Questions: Molecularity vs Reaction Order: Elementary and Complex Reactions

5 questions to test your understanding

Score: 0 / 5
Question 1 Multiple Choice

A reaction has the stoichiometry 2NO + O₂ → 2NO₂. A student writes the rate law as rate = k[NO]²[O₂]. When is this guaranteed to be correct?

AAlways — stoichiometric coefficients always equal the reaction orders
BOnly if the reaction is elementary (occurs in a single step with no intermediates)
COnly if the reaction is carried out at high temperature
DNever — rate laws must always be determined by experiment regardless of mechanism
Question 2 Multiple Choice

Ozone decomposes via 2O₃ → 3O₂ with the experimentally measured rate law: rate = k[O₃]²[O₂]⁻¹. What does the negative order in O₂ indicate?

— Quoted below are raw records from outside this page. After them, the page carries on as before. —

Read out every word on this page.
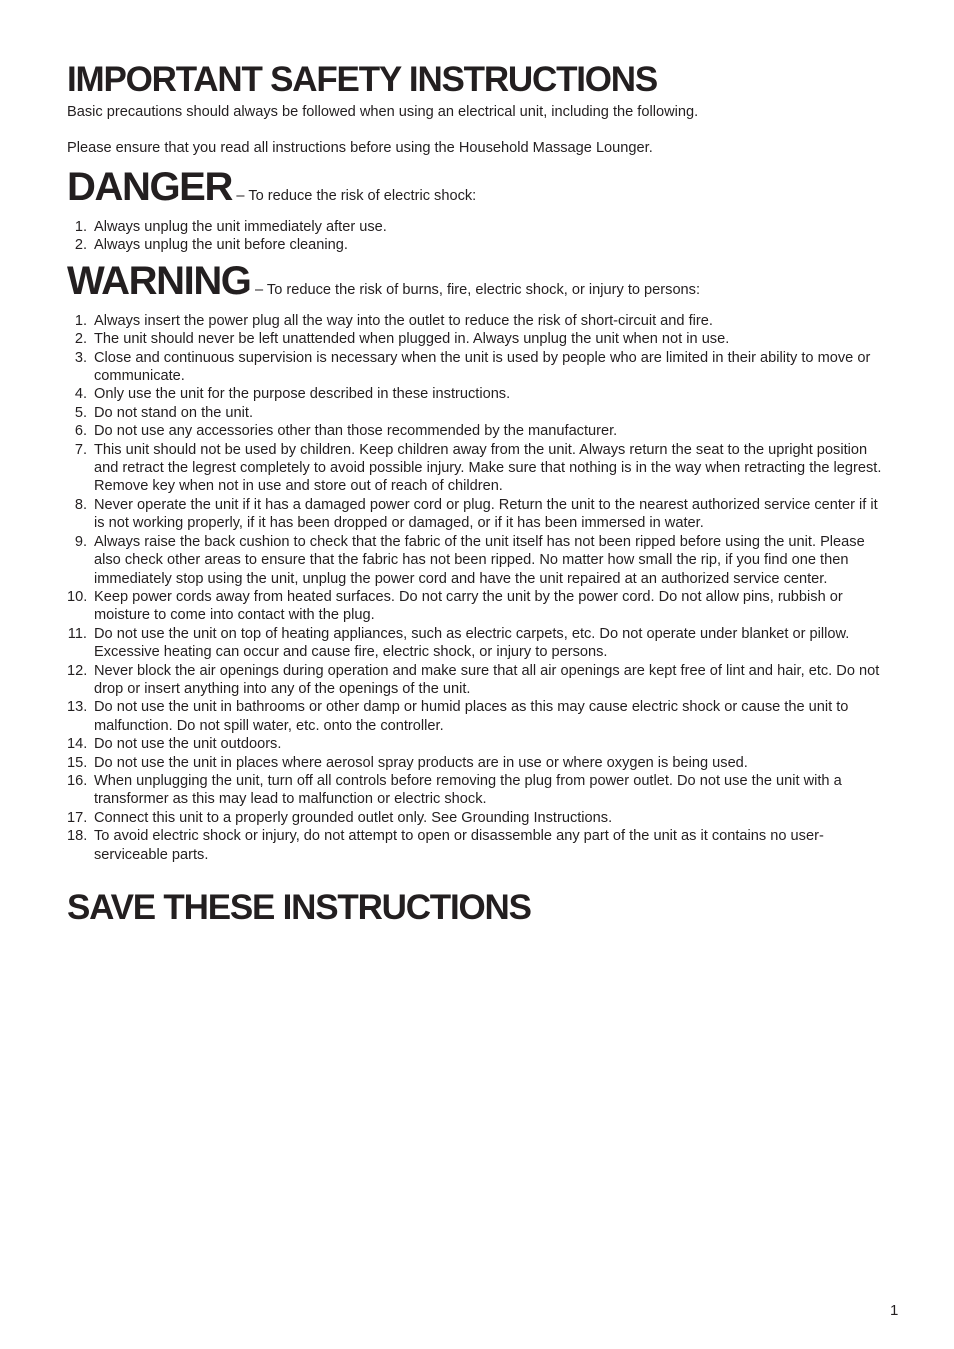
IMPORTANT SAFETY INSTRUCTIONS

Basic precautions should always be followed when using an electrical unit, including the following.

Please ensure that you read all instructions before using the Household Massage Lounger.

DANGER – To reduce the risk of electric shock:
1. Always unplug the unit immediately after use.
2. Always unplug the unit before cleaning.
WARNING – To reduce the risk of burns, fire, electric shock, or injury to persons:
1. Always insert the power plug all the way into the outlet to reduce the risk of short-circuit and fire.
2. The unit should never be left unattended when plugged in. Always unplug the unit when not in use.
3. Close and continuous supervision is necessary when the unit is used by people who are limited in their ability to move or communicate.
4. Only use the unit for the purpose described in these instructions.
5. Do not stand on the unit.
6. Do not use any accessories other than those recommended by the manufacturer.
7. This unit should not be used by children. Keep children away from the unit. Always return the seat to the upright position and retract the legrest completely to avoid possible injury. Make sure that nothing is in the way when retracting the legrest. Remove key when not in use and store out of reach of children.
8. Never operate the unit if it has a damaged power cord or plug. Return the unit to the nearest authorized service center if it is not working properly, if it has been dropped or damaged, or if it has been immersed in water.
9. Always raise the back cushion to check that the fabric of the unit itself has not been ripped before using the unit. Please also check other areas to ensure that the fabric has not been ripped. No matter how small the rip, if you find one then immediately stop using the unit, unplug the power cord and have the unit repaired at an authorized service center.
10. Keep power cords away from heated surfaces. Do not carry the unit by the power cord. Do not allow pins, rubbish or moisture to come into contact with the plug.
11. Do not use the unit on top of heating appliances, such as electric carpets, etc. Do not operate under blanket or pillow. Excessive heating can occur and cause fire, electric shock, or injury to persons.
12. Never block the air openings during operation and make sure that all air openings are kept free of lint and hair, etc. Do not drop or insert anything into any of the openings of the unit.
13. Do not use the unit in bathrooms or other damp or humid places as this may cause electric shock or cause the unit to malfunction. Do not spill water, etc. onto the controller.
14. Do not use the unit outdoors.
15. Do not use the unit in places where aerosol spray products are in use or where oxygen is being used.
16. When unplugging the unit, turn off all controls before removing the plug from power outlet. Do not use the unit with a transformer as this may lead to malfunction or electric shock.
17. Connect this unit to a properly grounded outlet only. See Grounding Instructions.
18. To avoid electric shock or injury, do not attempt to open or disassemble any part of the unit as it contains no user-serviceable parts.
SAVE THESE INSTRUCTIONS
1
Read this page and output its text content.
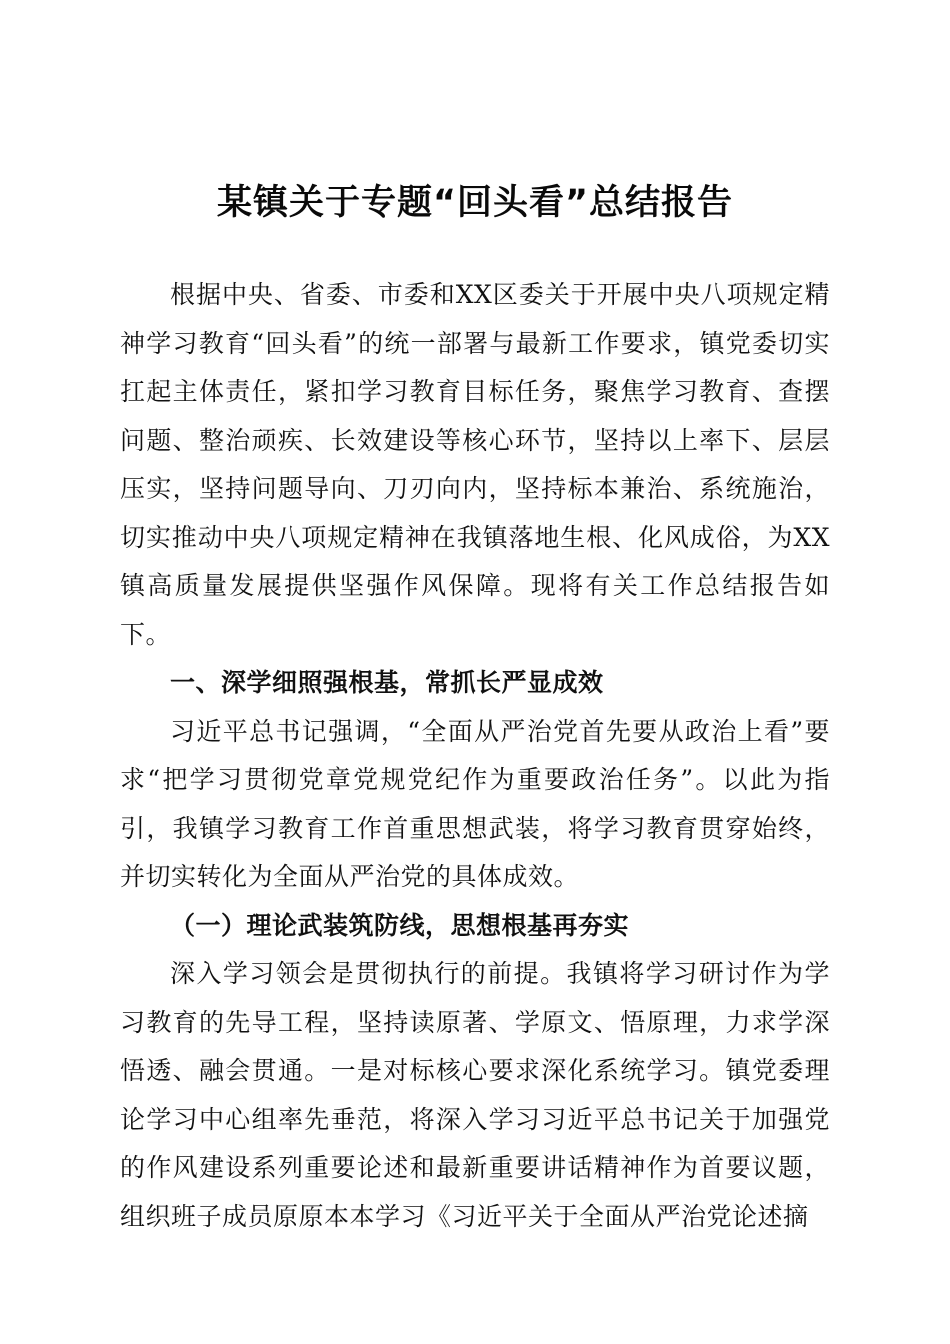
某镇关于专题“回头看”总结报告

根据中央、省委、市委和XX区委关于开展中央八项规定精神学习教育“回头看”的统一部署与最新工作要求，镇党委切实扛起主体责任，紧扣学习教育目标任务，聚焦学习教育、查摆问题、整治顽疾、长效建设等核心环节，坚持以上率下、层层压实，坚持问题导向、刀刃向内，坚持标本兼治、系统施治，切实推动中央八项规定精神在我镇落地生根、化风成俗，为XX镇高质量发展提供坚强作风保障。现将有关工作总结报告如下。

一、深学细照强根基，常抓长严显成效

习近平总书记强调，“全面从严治党首先要从政治上看”要求“把学习贯彻党章党规党纪作为重要政治任务”。以此为指引，我镇学习教育工作首重思想武装，将学习教育贯穿始终，并切实转化为全面从严治党的具体成效。

（一）理论武装筑防线，思想根基再夯实

深入学习领会是贯彻执行的前提。我镇将学习研讨作为学习教育的先导工程，坚持读原著、学原文、悟原理，力求学深悟透、融会贯通。一是对标核心要求深化系统学习。镇党委理论学习中心组率先垂范，将深入学习习近平总书记关于加强党的作风建设系列重要论述和最新重要讲话精神作为首要议题，组织班子成员原原本本学习《习近平关于全面从严治党论述摘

AO₂ is a reactant being consumed, which always produces negative order
BThe reaction proceeds through a multi-step mechanism where a fast equilibrium produces O₂ as a product that inhibits the rate-limiting step
CThe experimenter made an error — orders cannot be negative
DO₂ has a molecularity of −1 in the rate-determining step
Question 3 True / False

For an elementary reaction, molecularity and reaction order are the same thing.

TTrue
FFalse
Question 4 True / False

Termolecular elementary steps are common in gas-phase reactions because three molecules can easily collide with sufficient combined energy.

TTrue
FFalse
Question 5 Short Answer

Explain why the overall reaction order for a multi-step reaction cannot be read from the stoichiometric coefficients of the balanced equation, and give the key condition under which stoichiometry DOES determine the rate law.